Redcurrants. They were a horror of my childhood. Each summer my aunt made us, all the kids in the family, spend hours in the yard picking them up with our small hands. It was the most hated vacation activity I could think of. We even did not much like the redcurrants to eat as they were very sour, but my aunt terrorized us with arguments that preserves and juices made from them will be priceless in the winter. Not really. I always preferred blackcurrants, which actually were even more difficult to harvest, but their aroma and taste had imparted an uncanny attractive power to anything made of them. Meanwhile, unused redcurrant preserves often turned into wine or vinegar.
I had this difficult relation with redcurrants until I moved out of Poland. At that time, in both France and Switzerland, redcurrants were rare and pricey, but even more so in the US. When I came here, I hardly saw any redcurrants and even if I did, they were expensive and sold in tiny boxes. In restaurants they were served hanging over sophisticated desserts like jewellery.
That changed my attitude toward redcurrants and I have started to dream about using them to garnish white chocolate mousse or some other elegant desserts.
In August, the redcurrant season was almost over in Poland, but I saw small amount of redcurrants at my local market and became almost emotional imagining tens of recipes I could used them in. And they were still only one dollar a pound. Of course I bought them and made a cake. I used an interesting recipe calling also for red wine--good idea to use glass of leftover wine. The sweetness of the cake and the sourness of the redcurrants blended perfectly, and I enjoyed this cake even more so because I did not have to pick up these redcurrants myself.
Redcurrant and Wine Sponge Cake
3/4 cup sugar,
1 cup all purpose flour,
1/2 cup vegetable oil,
1 tsp baking powder,
1/4 cup wine (50 ml),
1/2 cup potato or cornstarch,
1 tsp vanilla extract,
1/2 lb redcurrants,
1 tsp of butter,
1 tbsp plain breadcrumbs,
1/2 cup icing sugar,
2 tbsp milk.
1. Preheat oven to 350F.
2. Using an electric mixer beat eggs with sugar until they acquire a mousse-like consistency.

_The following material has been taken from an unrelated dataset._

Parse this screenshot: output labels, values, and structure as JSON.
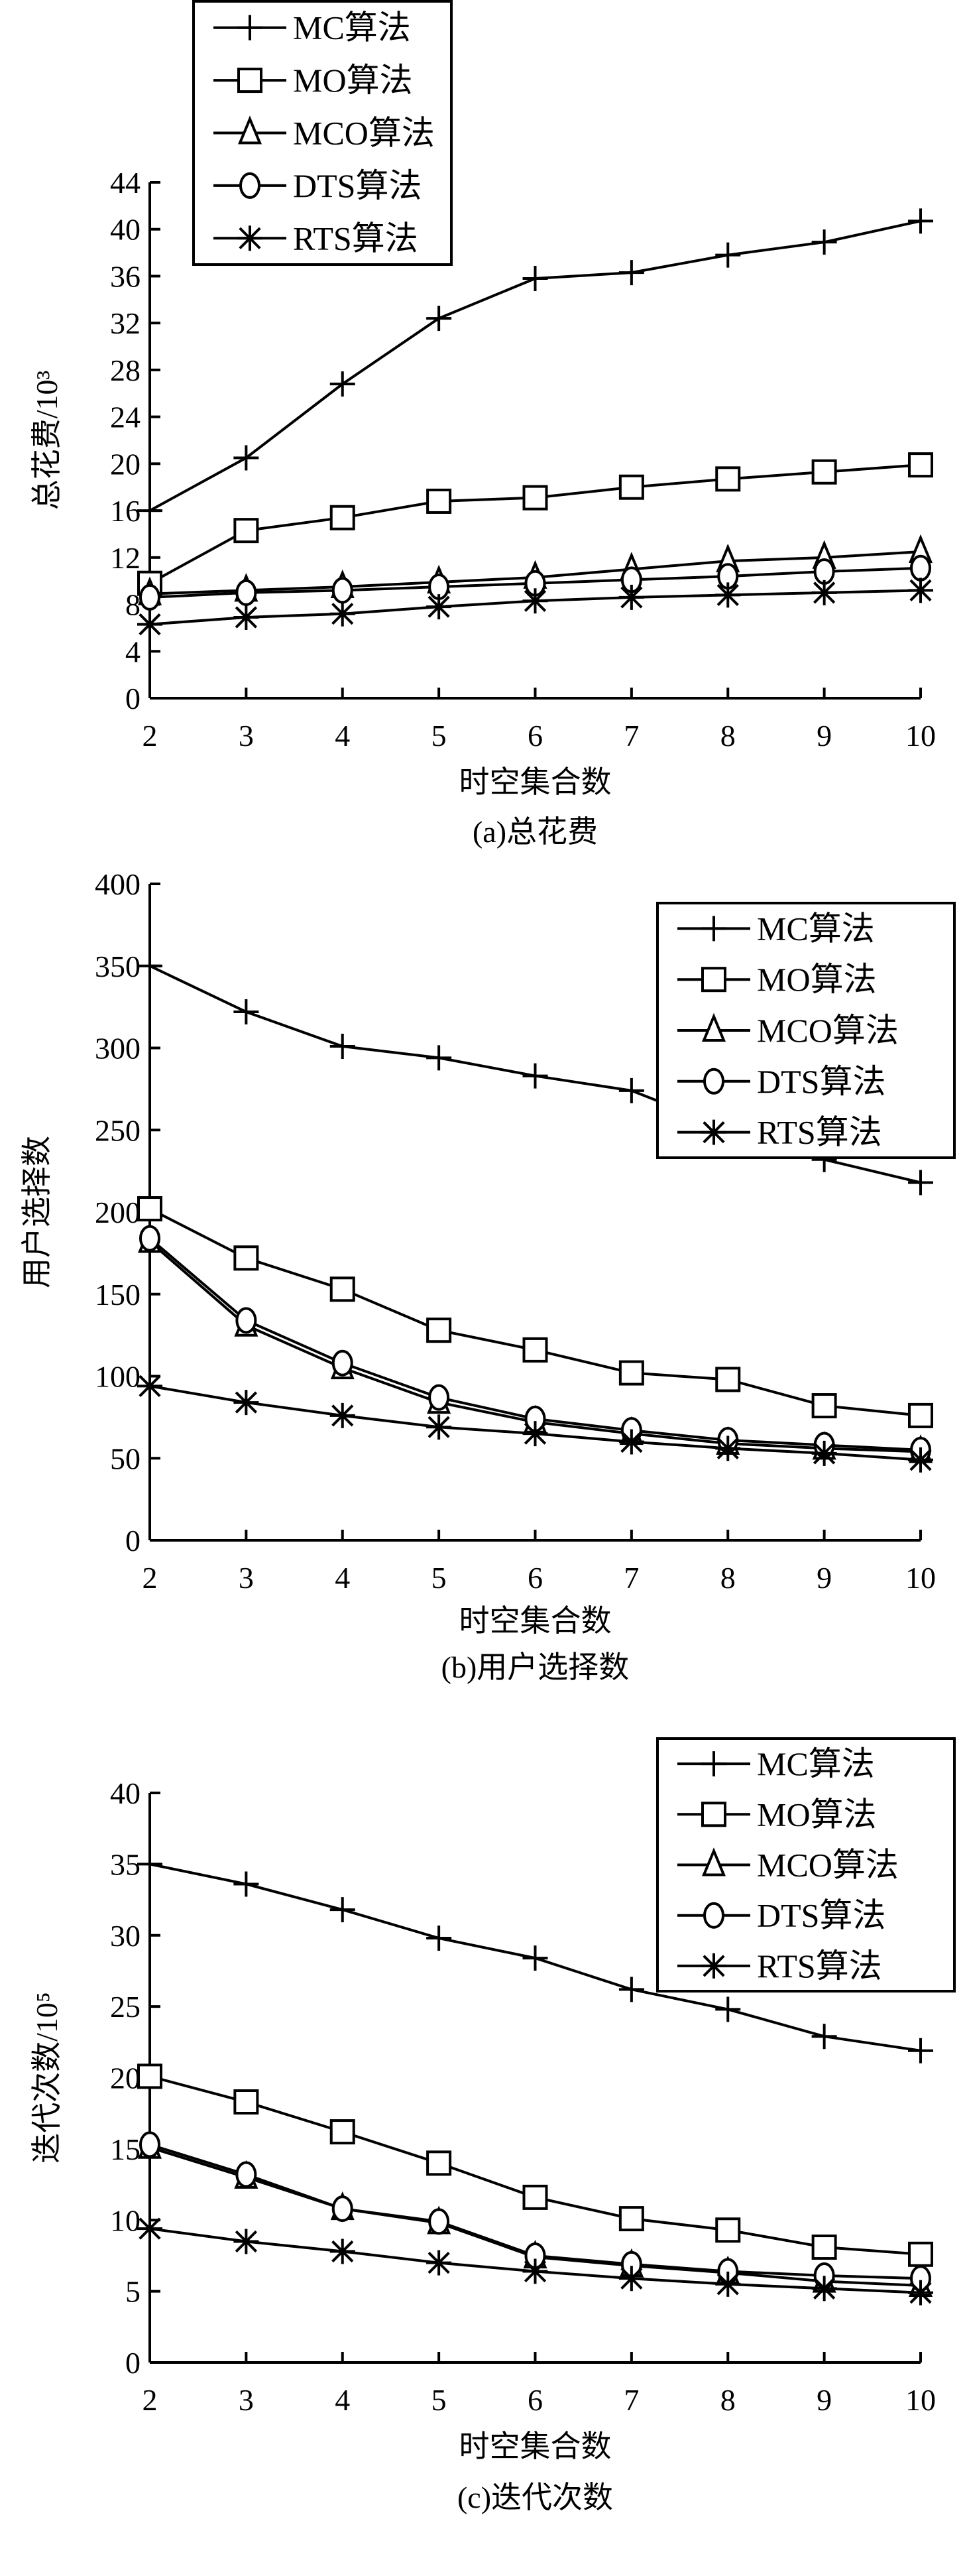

3. In a small bowl mix flour, cornstarch, and baking powder, and add to the egg mixture. Fold in gently.
4. Add vanilla extract to the batter together with wine and oil .Mix all the ingredients well until the batter becomes smooth.
5. Spread butter over a baking form and sprinkle with breadcrumbs. Pour over the batter and scatter the redcurrants on top.
6. Bake for 45-50 minutes, until the top is set and slightly gold. Remove from the oven and cool down.
7. Mix icing sugar with milk until smooth. Turn the cake upside down as fruits likely will drop to the bottom of the cake. Pour icing on top of the cake. Cut and serve.